How To Handle Your Child’s Bullying Issue
You need to tell your child that their habit of bullying is not Okay. Try to be easy and calm, but make sure you make the point in front of them that it needs to stop.
Let’s start:
- Tell your child what bullying is, talk to them about what they are doing and how it affects others, listen to their point of view, and avoid blaming.
- Help your kid comprehend that their behavior is hurting others – for example ask them “would you like someone to do to your little sister? Or “how would you feel if that happens to you?”
- Keep a watch on your child’s phone and internet activities.
Dealing With Bullying At School
You must speak to the teachers and counselors at school about the policies an guidelines for bullying. They will use these to decide the outcomes for your child.

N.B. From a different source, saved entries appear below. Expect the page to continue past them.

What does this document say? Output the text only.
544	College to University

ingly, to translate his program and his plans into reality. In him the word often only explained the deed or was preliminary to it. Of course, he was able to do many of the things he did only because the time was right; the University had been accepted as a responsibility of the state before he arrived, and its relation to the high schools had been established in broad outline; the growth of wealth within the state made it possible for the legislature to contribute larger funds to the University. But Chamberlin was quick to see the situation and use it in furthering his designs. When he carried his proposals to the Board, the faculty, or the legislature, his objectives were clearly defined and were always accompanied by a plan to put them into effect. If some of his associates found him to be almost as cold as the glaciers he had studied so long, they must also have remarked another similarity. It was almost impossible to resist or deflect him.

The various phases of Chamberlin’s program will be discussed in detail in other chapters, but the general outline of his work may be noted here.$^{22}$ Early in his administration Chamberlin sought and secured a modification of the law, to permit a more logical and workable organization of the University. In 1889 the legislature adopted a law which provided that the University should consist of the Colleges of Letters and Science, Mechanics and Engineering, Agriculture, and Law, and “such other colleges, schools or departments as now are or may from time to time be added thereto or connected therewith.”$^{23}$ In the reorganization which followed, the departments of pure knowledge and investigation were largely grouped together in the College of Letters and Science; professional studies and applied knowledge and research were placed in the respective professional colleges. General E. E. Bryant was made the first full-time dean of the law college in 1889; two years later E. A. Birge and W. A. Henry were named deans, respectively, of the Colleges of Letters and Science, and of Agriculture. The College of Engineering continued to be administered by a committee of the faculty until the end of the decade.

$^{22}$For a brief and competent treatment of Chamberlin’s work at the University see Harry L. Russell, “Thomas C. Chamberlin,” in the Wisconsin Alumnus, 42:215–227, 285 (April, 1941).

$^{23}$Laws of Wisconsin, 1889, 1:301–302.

If you are in favor of the organization’s decision, it will send a strong message that as a parent you are not ok with their bullying. You can also ask how you can help at home to support the decision and then check in about the updates with the school regularly.
Think About Why Is It Happening
You can also look for potential reasons for the cause of bullying; this might assist you in working out a solution that can help in stopping the oppression – for instance:
- Is your child bullying others because he has experienced it himself? Talk to the organization or school about how your kid can avoid being a part of it.
- If your kid is being bullied? Some kids bully because they have been frightened in the past. Listen to your kid and understand the signs that might be a victim of bullying.